Vorerst kein WLAN in Hamburger Klassenzimmern

Angst vor »gefährlicher Strahlung« bringt IT-Projekt ins Straucheln

1. Dezember 2014, 14:57 Uhr | Stefan Adelmann
Vorerst keine Tablets und Notebooks für Hamburger Schüler
© Fotolia / contrastwerkstatt

Rund 1.300 Hamburger Schüler sollten innerhalb von zwei Jahren mit Notebooks und Tablets ausgestattet werden. Aufgrund gesundheitlicher sowie datenrechtlicher Bedenken liegt das Projekt vorerst auf Eis.

Bestrebungen, sechs Hamburger Schulen mit moderner Technik auszustatten, sind vorerst gestoppt. Noch im vergangenen Mai kündigte die zuständige Schulbehörde laut shz.de an, im Rahmen eines zweijährigen Projektes 30 Prozent der Schüler – rund 1.300 Schülerinnen und Schüler – mit Tablets sowie Notebooks auszustatten und eine WLAN-Infrastruktur für den Internetzzugang zu errichten. Allerdings wurden Stimmen laut, die an der Rechtmäßigkeit und der gefahrlosen Nutzung des Funknetzes zweifeln. Laut einem Behördensprecher prüft das Amt jetzt, ob »datenschutzrechtliche oder andere juristische Probleme« vorliegen.

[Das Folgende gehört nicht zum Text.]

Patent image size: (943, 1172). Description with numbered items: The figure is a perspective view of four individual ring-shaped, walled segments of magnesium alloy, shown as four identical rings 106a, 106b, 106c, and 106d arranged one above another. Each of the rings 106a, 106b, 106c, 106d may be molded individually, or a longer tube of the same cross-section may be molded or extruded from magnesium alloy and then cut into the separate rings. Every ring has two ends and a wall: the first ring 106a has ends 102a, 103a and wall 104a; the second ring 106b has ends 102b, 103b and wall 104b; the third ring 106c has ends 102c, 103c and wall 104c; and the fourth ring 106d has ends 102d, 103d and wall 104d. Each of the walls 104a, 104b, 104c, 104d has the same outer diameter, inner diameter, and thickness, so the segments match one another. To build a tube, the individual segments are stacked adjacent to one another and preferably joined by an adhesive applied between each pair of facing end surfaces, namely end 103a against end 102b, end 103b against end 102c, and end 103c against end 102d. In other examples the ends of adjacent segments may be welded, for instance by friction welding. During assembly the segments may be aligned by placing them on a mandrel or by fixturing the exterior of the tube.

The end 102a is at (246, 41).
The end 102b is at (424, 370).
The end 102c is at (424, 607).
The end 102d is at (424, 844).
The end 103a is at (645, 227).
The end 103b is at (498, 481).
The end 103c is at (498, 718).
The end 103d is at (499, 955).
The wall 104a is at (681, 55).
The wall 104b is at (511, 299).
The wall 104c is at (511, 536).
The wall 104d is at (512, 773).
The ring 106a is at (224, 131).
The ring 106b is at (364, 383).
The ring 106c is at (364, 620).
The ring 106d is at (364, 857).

Das groß angelegte IT-Projekt geriet besonders aufgrund des parteilosen Bürgerschaftsabgeordneten Walter Scheuerl in den Fokus der Öffentlichkeit. Laut von ihm vorgelegten Gutachten soll es innerhalb der Funknetze zu extrem hoher Strahlung kommen. Rückendeckung bekommt Scheuerl zumindest inhaltlich vom Ärztearbeitskreis Digitale Medien Stuttgart. Der Bund aus 20 Medizinern kritisiert in einem offenen Brief den Einsatz von digitalen Lernmitteln als »eine unkritische Übernahme eines Fortschritts-Hypes«. »Die Korrelation des Anstiegs von Überforderung, Kopfschmerzen, ADHS und psychischen Erkrankungen mit der wachsenden Nutzung der digitalen Medien ist besorgniserregend«, so der Ulmer Psychiater und Gehirnforscher Prof. Manfred Spitzer. »Spitzer weist nach, dass die digitalen Medien - zu früh und unkritisch eingesetzt - das Lernen behindern und zur >digitalen Demenz< führen können«, erklären die Mediziner weiterhin.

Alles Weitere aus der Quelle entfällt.